> On Sat, Feb 6, 2021 at 5:21 PM Random832 <[email protected]> wrote:
> >
> > While we're on the subject of assignment expression limitations, I've
> > occasionally wanted to write something like
> >
> > try:
> > return a_dict[key]
> > except KeyError:
> > return (a_dict[key] := expression to construct value)
On Sat, Feb 6, 2021, at 01:26, Chris Angelico wrote:
>
> That's what the __missing__ method is for.
Requires a dict subclass
Requires that the value be determinable from the key alone [rather than any
other variables available in the function containing the above code]
On Sat, Feb 6, 2021, at 01:50, Brendan Barnwell wrote:
> You can already do that with `return a_dict.setdefault(key,
> your_expression_here)`. If the expression is expensive to evaluate you
> can use a short-circuiting conditional expression to guard it.
How exactly would you use a short-circuiting conditional expression to do this?
If you're suggesting `... if key not in a_dict else ...` this creates a race
condition, and also involves checking the key in the dictionary twice.

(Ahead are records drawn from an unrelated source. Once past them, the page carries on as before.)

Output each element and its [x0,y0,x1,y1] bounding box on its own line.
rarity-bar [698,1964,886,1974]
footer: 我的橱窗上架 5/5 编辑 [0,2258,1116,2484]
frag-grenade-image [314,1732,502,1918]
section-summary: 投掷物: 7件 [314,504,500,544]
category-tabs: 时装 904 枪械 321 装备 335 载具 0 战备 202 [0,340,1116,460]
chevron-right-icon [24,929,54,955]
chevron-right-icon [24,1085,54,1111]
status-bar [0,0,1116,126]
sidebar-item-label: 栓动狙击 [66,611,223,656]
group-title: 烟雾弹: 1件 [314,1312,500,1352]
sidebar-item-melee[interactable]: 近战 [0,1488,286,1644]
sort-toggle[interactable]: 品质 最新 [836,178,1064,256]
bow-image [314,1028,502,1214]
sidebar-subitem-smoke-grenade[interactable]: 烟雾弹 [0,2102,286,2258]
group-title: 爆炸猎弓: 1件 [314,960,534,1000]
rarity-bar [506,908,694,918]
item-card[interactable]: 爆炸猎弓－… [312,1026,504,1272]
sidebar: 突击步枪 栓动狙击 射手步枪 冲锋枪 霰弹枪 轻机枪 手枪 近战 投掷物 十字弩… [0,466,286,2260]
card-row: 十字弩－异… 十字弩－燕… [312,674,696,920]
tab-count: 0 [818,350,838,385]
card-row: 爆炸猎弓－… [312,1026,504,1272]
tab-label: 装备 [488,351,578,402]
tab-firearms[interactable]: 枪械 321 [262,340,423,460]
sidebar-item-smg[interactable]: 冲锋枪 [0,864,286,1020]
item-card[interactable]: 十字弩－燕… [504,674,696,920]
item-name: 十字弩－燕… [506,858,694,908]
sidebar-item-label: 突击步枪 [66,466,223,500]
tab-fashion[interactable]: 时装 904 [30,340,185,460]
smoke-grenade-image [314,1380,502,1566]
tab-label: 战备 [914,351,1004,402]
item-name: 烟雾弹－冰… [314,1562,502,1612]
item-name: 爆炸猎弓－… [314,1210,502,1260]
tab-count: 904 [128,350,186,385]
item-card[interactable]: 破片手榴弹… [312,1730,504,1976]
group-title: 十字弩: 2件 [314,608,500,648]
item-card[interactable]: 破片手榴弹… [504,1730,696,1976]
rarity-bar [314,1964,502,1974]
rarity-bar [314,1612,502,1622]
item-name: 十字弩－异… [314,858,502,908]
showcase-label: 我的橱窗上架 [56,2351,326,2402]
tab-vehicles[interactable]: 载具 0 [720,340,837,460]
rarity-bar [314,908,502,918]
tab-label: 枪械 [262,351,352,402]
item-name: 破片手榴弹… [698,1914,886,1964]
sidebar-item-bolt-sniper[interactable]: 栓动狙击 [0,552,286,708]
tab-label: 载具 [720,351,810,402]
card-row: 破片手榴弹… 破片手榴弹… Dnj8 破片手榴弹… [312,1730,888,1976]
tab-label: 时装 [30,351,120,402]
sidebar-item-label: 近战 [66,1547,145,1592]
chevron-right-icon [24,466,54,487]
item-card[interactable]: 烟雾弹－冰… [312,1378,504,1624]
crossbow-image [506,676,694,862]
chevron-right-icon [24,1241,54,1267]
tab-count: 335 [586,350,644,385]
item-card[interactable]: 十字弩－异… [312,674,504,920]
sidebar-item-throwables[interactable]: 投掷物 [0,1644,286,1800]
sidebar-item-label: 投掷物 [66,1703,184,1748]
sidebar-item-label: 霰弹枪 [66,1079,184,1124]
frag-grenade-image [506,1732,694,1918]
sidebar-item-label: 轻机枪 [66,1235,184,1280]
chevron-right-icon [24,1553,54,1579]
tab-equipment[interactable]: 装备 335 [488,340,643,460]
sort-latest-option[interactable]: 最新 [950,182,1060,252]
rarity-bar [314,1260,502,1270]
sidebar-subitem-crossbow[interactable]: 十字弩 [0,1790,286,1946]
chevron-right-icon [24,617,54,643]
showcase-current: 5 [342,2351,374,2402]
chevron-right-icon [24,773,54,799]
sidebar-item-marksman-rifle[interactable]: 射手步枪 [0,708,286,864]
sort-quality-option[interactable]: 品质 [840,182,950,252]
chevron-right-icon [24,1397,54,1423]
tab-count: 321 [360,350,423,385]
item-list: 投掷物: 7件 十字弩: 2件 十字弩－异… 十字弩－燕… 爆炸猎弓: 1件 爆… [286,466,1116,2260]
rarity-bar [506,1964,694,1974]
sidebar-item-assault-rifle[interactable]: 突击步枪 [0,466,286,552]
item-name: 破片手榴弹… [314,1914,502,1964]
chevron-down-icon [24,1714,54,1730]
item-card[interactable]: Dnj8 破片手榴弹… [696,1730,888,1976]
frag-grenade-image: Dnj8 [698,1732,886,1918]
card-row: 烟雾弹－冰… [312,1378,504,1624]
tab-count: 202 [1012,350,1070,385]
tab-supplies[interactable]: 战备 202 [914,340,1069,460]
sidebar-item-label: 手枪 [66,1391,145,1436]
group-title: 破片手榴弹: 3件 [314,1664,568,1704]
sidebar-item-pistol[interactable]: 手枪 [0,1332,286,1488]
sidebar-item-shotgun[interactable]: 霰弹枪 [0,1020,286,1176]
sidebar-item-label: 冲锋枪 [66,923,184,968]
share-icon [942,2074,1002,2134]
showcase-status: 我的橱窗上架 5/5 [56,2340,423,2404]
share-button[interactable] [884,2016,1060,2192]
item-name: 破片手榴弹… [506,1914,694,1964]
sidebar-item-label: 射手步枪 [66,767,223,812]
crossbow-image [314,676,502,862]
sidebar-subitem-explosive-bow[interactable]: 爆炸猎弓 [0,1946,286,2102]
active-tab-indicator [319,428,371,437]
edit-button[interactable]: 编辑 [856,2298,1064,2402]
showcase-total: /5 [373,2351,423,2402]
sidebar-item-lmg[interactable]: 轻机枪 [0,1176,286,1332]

Perhaps a constructdefault method could be added to dict, broadly equivalent to
def constructdefault(self, func):
try:
return self[key]
except KeyError:
return (self[key] := func())
you could use self[key] = value = func(); return value; and the same in the
original [not part of dict class] snippet I posted above, but the point is this
seems so much like exactly the sort of use case that := is intended for, that
it comes across as weird that it's not usable.